This means you can often avoid custom iterators for single-hop fan-out even when parent and child paginate differently (e.g. Typeform forms page-number + responses cursor token).

Path pre-formatting: Child paths often have multiple placeholders (e.g. org and resource slug).

process_parent_data_item

only does

str.format()

with the resolved param. Pre-format any static placeholders with

.replace()

on the child path before passing to the resource config, so only the resolved placeholder remains and DLT does not raise

KeyError

When to keep a custom iterator: If fan-out requires two or more levels (e.g. parent → mid-level list → detail per mid-level), where an intermediate API call discovers values that become part of the URL, that cannot be expressed as a single parent→child in

rest_api_resources

. Implement a custom HTTP iterator for that endpoint only; reuse the same pagination/retry helpers as elsewhere.

扇出是指遍历父资源（例如项目），然后为每个父资源查询子端点（例如项目问题）。

当只有单个父→子关系时，优先使用依赖资源。 使用

rest_api_resources

，包含一个父资源和一个为父字段声明

type: "resolve"

的子资源（例如父slug或id）。共享基础设施（

rest_source/__init__.py

、

config_setup.process_parent_data_item

）会分页父资源，并为每个父行调用子资源。添加

include_from_parent

，使子行获取父字段；它们会通过

make_parent_key_name

被注入为

_<parent>_<field>

。

在端点配置中声明式定义扇出。 在

settings.py

中添加扇出配置对象（例如

DependentEndpointConfig

），包含：

```
parent_name
```
```
resolve_param
```
```
resolve_field
```
```
include_from_parent
```
可选的父字段重命名（例如
```
id -> project_id
```
）
可选的父端点参数（针对父资源的特定默认值）

然后通过共享辅助函数（例如

common/rest_source/fanout.py:build_dependent_resource

）路由所有单跳扇出端点，这样调用者无需重新实现父/子配置组装。

父字段重命名映射应放在辅助函数中。 如果辅助函数支持声明式重命名，在此处应用映射。调用者不应根据是否存在重命名进行分支处理。

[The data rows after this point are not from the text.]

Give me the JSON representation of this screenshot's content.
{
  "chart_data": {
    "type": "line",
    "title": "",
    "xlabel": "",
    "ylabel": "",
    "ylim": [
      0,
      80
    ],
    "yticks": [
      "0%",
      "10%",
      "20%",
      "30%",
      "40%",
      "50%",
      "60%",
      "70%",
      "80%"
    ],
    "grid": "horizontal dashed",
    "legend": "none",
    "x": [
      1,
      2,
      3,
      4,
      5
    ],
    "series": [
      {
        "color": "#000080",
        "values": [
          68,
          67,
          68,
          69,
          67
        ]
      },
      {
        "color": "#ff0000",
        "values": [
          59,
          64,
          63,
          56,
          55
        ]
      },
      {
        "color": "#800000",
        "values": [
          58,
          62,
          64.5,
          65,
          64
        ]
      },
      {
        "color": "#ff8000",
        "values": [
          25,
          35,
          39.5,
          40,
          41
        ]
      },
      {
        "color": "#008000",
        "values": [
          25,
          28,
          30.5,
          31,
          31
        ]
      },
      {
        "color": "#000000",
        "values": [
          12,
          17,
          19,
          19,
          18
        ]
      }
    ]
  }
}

通过扇出辅助函数的覆盖项使用端点特定的分页/选择器。

build_dependent_resource

支持可选的端点覆盖，因此即使父和子具有不同的响应结构/分页约定，也能保持单跳扇出的声明式：

parent_endpoint_extra

和

child_endpoint_extra

：传递端点级别的

paginator

和

data_selector

（用于包装的负载，例如

{"items": [...]}

）。

```
page_size_param
```
：覆盖默认的页面大小查询参数（
```
limit
```
），适用于使用不同名称的API（例如
```
page_size
```
）。

这意味着即使父和子的分页方式不同（例如Typeform表单使用页码 + 响应使用游标令牌），通常也可以避免为单跳扇出实现自定义迭代器。

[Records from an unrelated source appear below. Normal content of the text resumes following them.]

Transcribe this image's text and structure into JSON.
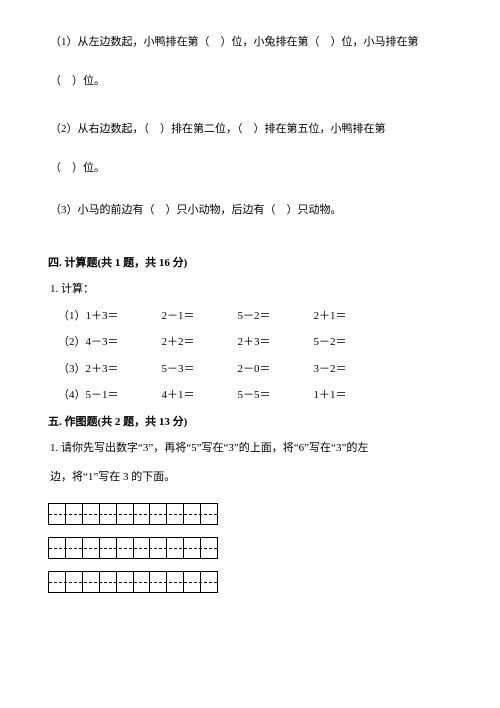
{
  "q1": {
    "line1": "（1）从左边数起，小鸭排在第（　）位，小兔排在第（　）位，小马排在第",
    "line2": "（　）位。"
  },
  "q2": {
    "line1": "（2）从右边数起，（　）排在第二位，（　）排在第五位，小鸭排在第",
    "line2": "（　）位。"
  },
  "q3": {
    "line1": "（3）小马的前边有（　）只小动物，后边有（　）只动物。"
  },
  "section4": {
    "title": "四. 计算题(共 1 题，共 16 分)",
    "lead": "1. 计算：",
    "rows": [
      {
        "label": "（1）",
        "items": [
          "1＋3＝",
          "2－1＝",
          "5－2＝",
          "2＋1＝"
        ]
      },
      {
        "label": "（2）",
        "items": [
          "4－3＝",
          "2＋2＝",
          "2＋3＝",
          "5－2＝"
        ]
      },
      {
        "label": "（3）",
        "items": [
          "2＋3＝",
          "5－3＝",
          "2－0＝",
          "3－2＝"
        ]
      },
      {
        "label": "（4）",
        "items": [
          "5－1＝",
          "4＋1＝",
          "5－5＝",
          "1＋1＝"
        ]
      }
    ]
  },
  "section5": {
    "title": "五. 作图题(共 2 题，共 13 分)",
    "line1": "1. 请你先写出数字“3”，再将“5”写在“3”的上面，将“6”写在“3”的左",
    "line2": "边，将“1”写在 3 的下面。"
  },
  "grid": {
    "cells": 10,
    "rows": 3
  }
}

路径预格式化： 子路径通常有多个占位符（例如组织和资源slug）。

process_parent_data_item

仅对已解析的参数执行

str.format()

。在传递给资源配置之前，使用

.replace()

预格式化子路径中的任何静态占位符，这样仅保留已解析的占位符，避免DLT抛出

KeyError

。

何时保留自定义迭代器： 如果扇出需要两级或更多级别（例如父→中间级列表→每个中间级的详情），其中中间API调用发现的值会成为URL的一部分，无法在

rest_api_resources

中表示为单个父→子关系。仅为该端点实现自定义HTTP迭代器；重用其他地方的相同分页/重试辅助函数。

Testing expectations

测试要求

Add at least two test modules:

tests/test_<source>_source.py

```
source_type
```
```
get_source_config
```
fields and labels
```
get_schemas
```
outputs
```
validate_credentials
```
success/failure
```
source_for_pipeline
```
argument plumbing

```
tests/test_<source>.py
```
:
- paginator behavior from API response headers/body
- resource generation for incremental vs non-incremental
- endpoint-specific primary key mapping
- credential validation status mapping
- mapper/filter helpers if present
- fan-out endpoint row format assertions (dict shape + parent identifiers)
- for dependent-resource fan-out: mock
```
rest_api_resources
```
  , pass rows with
```
_<parent>_<field>
```
  keys to exercise parent-field injection and rename behavior
- expected return schema checks for each declared endpoint in
```
settings.py
```

Prefer behavior tests over config-shape tests. Avoid brittle assertions on internal config dict structure unless they protect a known regression that cannot be asserted via output behavior.

Use parameterized tests for status codes and edge cases.

至少添加两个测试模块：

tests/test_<source>_source.py

：

```
source_type
```
```
get_source_config
```
字段和标签
```
get_schemas
```
输出
```
validate_credentials
```
成功/失败情况
```
source_for_pipeline
```
参数传递

```
tests/test_<source>.py
```
：
- API响应头/主体的分页器行为
- 增量与非增量的资源生成
- 端点特定的主键映射
- 凭证验证状态映射
- 映射器/过滤器辅助函数（如果存在）
- 扇出端点行格式断言（字典结构 + 父标识符）
- 对于依赖资源扇出：模拟
```
rest_api_resources
```
  ，传递带有
```
_<parent>_<field>
```
  键的行，以验证父字段注入和重命名行为
- 对
```
settings.py
```
  中每个声明的端点进行预期返回schema检查

优先选择行为测试而非配置结构测试。除非是为了保护无法通过输出行为断言的已知回归，否则避免对内部配置字典结构进行脆弱的断言。

对状态码和边缘情况使用参数化测试。

Validation and generation workflow

验证和生成工作流

After changing source fields, run the generation commands from the checklist and targeted tests for the new source.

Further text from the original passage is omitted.